Döndük mü başa? Türkiye’de ekonomik problemler halledilemedikçe ‘bizden değil’ diyerek başlayan savunma sisteminin içinde kısır döngüyle yaşamayı sürdürüyoruz. Çok yakın vakitte dolarla ilgili yaşadıklarımız ortada.
Aylarca ‘şöyle olursa düşecek, bu türlü olursa çakılacak’ diye ortada konuşup, sonra iş denetimden çıktıktan sonra ‘biz aslında rekabetçi kur uyguluyoruz’ diyerek mazeret üreten iktisat anlayışı, problemlerle yüzleşmemenin ve bu nedenle ağırlaşan faturanın bedelini üstlenmemenin istikrarını sürdürüyor.
Şu an tam karşıtı söylenmesine karşın, insanların büyük bir alım gücü külfeti çektiği, geçinemediği, geçersiz enflasyon sayılarına karşın ikna edilemediği bir süreçteyiz. Daha önceyi hatırlayın.
Tekrar sorunun kronik hal aldığı süreçlerde stokçular söylemi ortaya çıkmıştı. Hatta tanzim ismi altında ve tanzim sistemini de zedeleyen çadırlarla gösteriler yapıldı. Toptancıya baskın yapmaktan bu insanlara neredeyse terörist muamelesi çekmeye kadar acayip, acayip olduğu kadar da çocukça işlere imza atıldı.
Bugün minimum fiyatı neredeyse Çin’in dahi altına gerileyen bir ülke gerçeği içerisinde bir yandan artırım, bir yandan sıkılaşma, öte tarafta da göstermelik övgüler mühlet gidiyor. Artık neredeyse başladığımız yere geri döndük.
Artan fiyatların stokçulardan kaynaklandığı söylenmeye başlandı. Pekala sineması başa sarıp tekrar soralım. Kim bu stokçular? Bugüne kadar kaç kişi yakalandı? Yakalananlar sahiden stokçu mu çıktı? Nasıl bir cezai yaptırım uygulandı?
Stok dediğiniz, karaborsa ile birlikte anılması gereken bir durumdur. Yani stoktan fırsatçılık yapmak, lakin karaborsa periyotlarında mümkündür. Meğer şu an Türkiye’de tezgahlara ya da raflara çıktığınızda eser ezası yok.
Sorun o esere ulaşılamamasıdır. Tedbir olarak ne yapılıyor? İthalat… Son olarak bu ülkenin klasik yemeği mercimek ithalatının bile önünü açacak, gümrük sıfırlama olayına gidildi. Bu yalnızca bir örnek. Daima bir ithalata dayanma ve ithalatla terbiye etme edebiyatı dinliyoruz.

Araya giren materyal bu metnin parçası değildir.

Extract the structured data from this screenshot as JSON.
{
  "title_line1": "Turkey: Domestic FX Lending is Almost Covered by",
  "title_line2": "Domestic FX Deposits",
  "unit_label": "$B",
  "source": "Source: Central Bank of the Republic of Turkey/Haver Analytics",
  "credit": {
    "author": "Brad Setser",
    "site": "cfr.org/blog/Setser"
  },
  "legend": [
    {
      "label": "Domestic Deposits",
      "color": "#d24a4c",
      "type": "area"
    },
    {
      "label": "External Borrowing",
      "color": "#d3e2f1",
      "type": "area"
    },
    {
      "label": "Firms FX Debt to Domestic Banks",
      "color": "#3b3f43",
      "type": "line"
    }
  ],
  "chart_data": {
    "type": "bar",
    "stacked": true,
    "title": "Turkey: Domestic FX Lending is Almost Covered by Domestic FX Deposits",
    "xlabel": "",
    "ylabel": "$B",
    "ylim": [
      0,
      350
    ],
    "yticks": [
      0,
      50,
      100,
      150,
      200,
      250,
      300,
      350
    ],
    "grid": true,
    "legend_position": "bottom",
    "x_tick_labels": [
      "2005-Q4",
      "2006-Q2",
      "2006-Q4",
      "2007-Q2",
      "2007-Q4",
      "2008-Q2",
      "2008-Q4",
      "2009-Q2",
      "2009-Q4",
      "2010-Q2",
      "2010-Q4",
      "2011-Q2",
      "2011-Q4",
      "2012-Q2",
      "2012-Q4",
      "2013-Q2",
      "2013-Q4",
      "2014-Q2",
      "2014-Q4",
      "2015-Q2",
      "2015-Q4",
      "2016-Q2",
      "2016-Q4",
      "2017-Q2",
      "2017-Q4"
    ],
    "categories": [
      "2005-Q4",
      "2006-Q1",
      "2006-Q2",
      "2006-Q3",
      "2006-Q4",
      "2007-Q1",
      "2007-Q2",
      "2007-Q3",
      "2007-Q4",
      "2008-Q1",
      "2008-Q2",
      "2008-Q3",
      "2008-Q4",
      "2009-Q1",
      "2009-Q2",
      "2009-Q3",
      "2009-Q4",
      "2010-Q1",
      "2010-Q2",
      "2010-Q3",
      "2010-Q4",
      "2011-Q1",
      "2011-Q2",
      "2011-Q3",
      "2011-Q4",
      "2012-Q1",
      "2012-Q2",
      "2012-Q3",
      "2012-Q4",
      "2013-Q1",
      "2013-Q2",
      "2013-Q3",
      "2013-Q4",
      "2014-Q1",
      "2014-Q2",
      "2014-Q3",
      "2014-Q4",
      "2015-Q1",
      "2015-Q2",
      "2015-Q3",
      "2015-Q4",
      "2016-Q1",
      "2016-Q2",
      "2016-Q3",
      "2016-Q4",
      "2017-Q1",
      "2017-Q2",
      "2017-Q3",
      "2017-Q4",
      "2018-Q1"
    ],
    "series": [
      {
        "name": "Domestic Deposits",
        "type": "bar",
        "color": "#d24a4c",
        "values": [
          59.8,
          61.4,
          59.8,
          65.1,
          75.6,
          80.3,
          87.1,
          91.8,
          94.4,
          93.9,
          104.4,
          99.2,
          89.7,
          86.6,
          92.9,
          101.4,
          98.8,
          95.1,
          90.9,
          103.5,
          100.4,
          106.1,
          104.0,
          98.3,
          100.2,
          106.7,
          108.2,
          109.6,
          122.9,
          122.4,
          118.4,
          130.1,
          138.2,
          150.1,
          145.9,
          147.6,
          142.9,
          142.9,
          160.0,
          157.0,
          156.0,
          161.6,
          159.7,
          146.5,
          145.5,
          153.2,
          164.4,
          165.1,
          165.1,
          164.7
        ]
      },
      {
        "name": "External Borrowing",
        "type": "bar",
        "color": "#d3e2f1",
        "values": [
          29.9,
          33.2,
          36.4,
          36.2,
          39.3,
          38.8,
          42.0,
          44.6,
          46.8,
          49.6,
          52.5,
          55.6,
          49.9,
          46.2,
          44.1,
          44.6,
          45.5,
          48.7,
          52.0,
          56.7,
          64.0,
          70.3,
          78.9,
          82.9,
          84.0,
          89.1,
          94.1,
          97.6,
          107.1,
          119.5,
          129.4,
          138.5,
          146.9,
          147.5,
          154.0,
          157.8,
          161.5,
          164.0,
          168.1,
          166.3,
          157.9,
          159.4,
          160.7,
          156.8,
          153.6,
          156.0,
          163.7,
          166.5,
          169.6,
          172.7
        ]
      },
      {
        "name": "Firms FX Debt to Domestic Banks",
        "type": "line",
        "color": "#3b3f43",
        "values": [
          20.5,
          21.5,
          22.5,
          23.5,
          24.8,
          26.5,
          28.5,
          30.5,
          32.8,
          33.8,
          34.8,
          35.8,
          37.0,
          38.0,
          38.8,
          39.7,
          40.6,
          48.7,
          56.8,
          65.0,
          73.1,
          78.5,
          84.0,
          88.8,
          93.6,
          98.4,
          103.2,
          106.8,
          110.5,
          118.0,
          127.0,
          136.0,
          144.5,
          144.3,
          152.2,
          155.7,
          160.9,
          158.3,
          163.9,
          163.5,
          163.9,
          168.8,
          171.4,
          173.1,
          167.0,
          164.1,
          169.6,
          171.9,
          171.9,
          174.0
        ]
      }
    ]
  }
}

Cumhurbaşkanı Erdoğan da yaptığı konuşmada stokçuluk faaliyetlerine göz yumulamayacağını açıklayıp “Spekülatörlerin fiyatları yükselttiğini gördüğümüzde ithalat yolunu açıyoruz” dedi.
Faiz, enflasyonda hangisi sebep hangi sonuç aklı karışan bir yaklaşım ne yazık ki burada da sınıfta kalıyor. İthalat ile terbiye lakin, gelecek sene sizi ithalata kesin bağımlı kılacak bir sürecin kapısını açar. İthalatı açarak, üreticiyi ya da aracıyı disiplin altına alacağını zannetmek büyük bir yanılgıdır.
Lakin istihbari bir vurgun öncesinde süreksiz olarak başvurulacak bu prosedür, Türkiye’nin iktisadi siyaseti haline geldiyse, orada sorun diğer demektir. Ülkenin temel sorunu maliyetlerin yükselmesi, plansız üretim modeli ve küçük üreticinin geliştirilmesi yerine, büyük şirketlere kurban edilmesi prensibidir.
Bu sayede yıllar içerisinde net ithalatçı noktaya geldik. Demek ki ithalatın kapısını açmak sorunu çözmüyor. Üretimde birtakım şeyleri değiştirmeniz ya da düzeltmeniz gerekiyor. İnsanları üretim yaptığına pişman etmezseniz, üretim etabında da yönlendirirseniz, evvel iç piyasanın muhtaçlığı karşılayıp, fazlasını ihraç etme anlayışına gelirseniz sorunu çözersiniz.
Yoksa dün olduğu üzere bugün de stokçu arar durursunuz. Olan da üreticisinden perakendecisine, tüketicisinden gerçek ithalatçısına alnının teriyle imal eden ya da satın alana olur. Mazeret üretmeyi bırakın artık; Türkiye üretimsizleşmiş, üreteni de cezalandıran halinden kurtarın.